Seasonal eating is a win on all fronts: it tastes fresher, it’s better for the environment, and it can save money. 

Seasonal food generally uses less water and land than food eaten out of season. It also saves money on your grocery bills because it requires less transportation and less storage which lowers costs, and when produce is more abundant it drives prices down. 

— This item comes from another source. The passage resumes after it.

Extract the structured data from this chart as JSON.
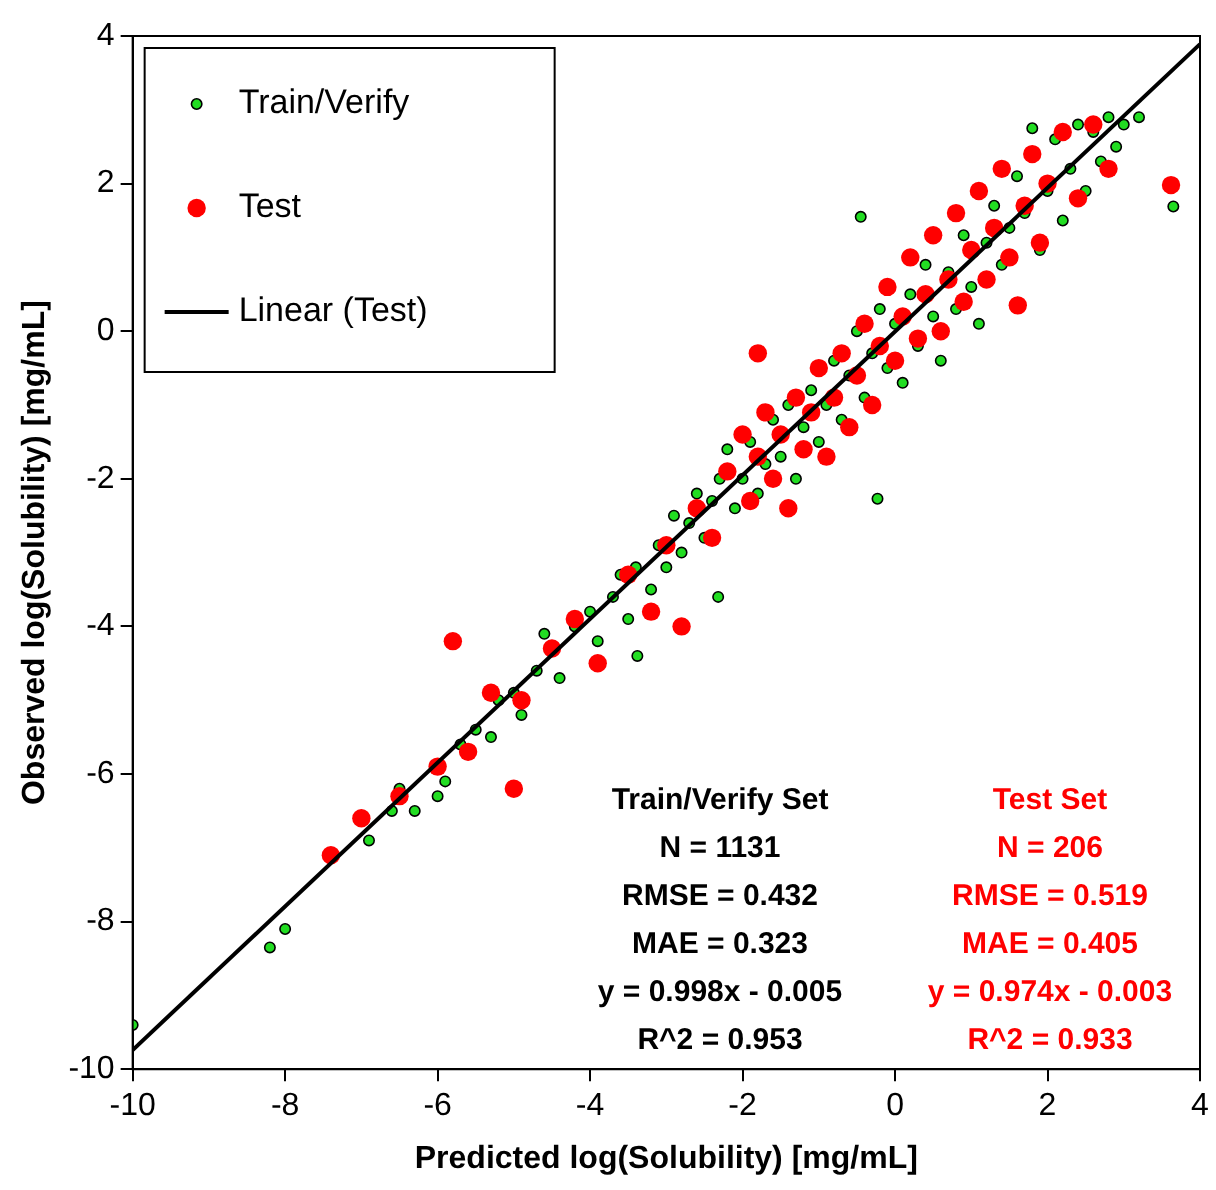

Since what’s in season varies based on your region’s climate and farming practices, check out this seasonal food guide to learn which foods are available in what season in your area. For a general reference, here is our guide: 

Future’s Guide to Seasonal Eating

Spring (March – April – May) 

  • Asparagus 
  • Carrots 
  • Green Onions 
  • Leafy greens (kale, lettuce, kale, spinach, Swiss chard) 
  • Peas 
  • Radishes 
  • Rhubarb 

Summer (June – July – August) 

  • Berries 
  • Corn 
  • Cucumbers 
  • Eggplant 
  • Figs 
  • Grapes 
  • Green Beans 
  • Melons 
  • Peppers 
  • Stone fruits (apricots, cherries, nectarines, peaches, plums) 
  • Summer Squash 
  • Tomatoes 
  • Zucchini 

Fall (September – October – November) 

  • Apples 
  • Brussels Sprouts 
  • Dates 
  • Squashes (acorn, butternut, spaghetti) 
  • Pomegranates 
  • Pumpkins 
  • Sweet Potatoes 

Winter (December – January – February) 

  • Bok Choy 
  • Broccoli 
  • Cauliflower 
  • Celery 
  • Citrus fruits (clementines, grapefruit, lemons, limes, oranges, tangerines) 
  • Leafy greens (collards, kale, mustard greens, spinach) 
  • Root vegetables (beets, turnips) 

Seasonal eating is just one piece of sustainable food consumption. Reducing food waste alongside eating less meat and dairy remain some of the most impactful dietary changes to minimize your carbon footprint. As with all aspects of environmentally friendly living, the most sustainable lifestyle is the one you can maintain.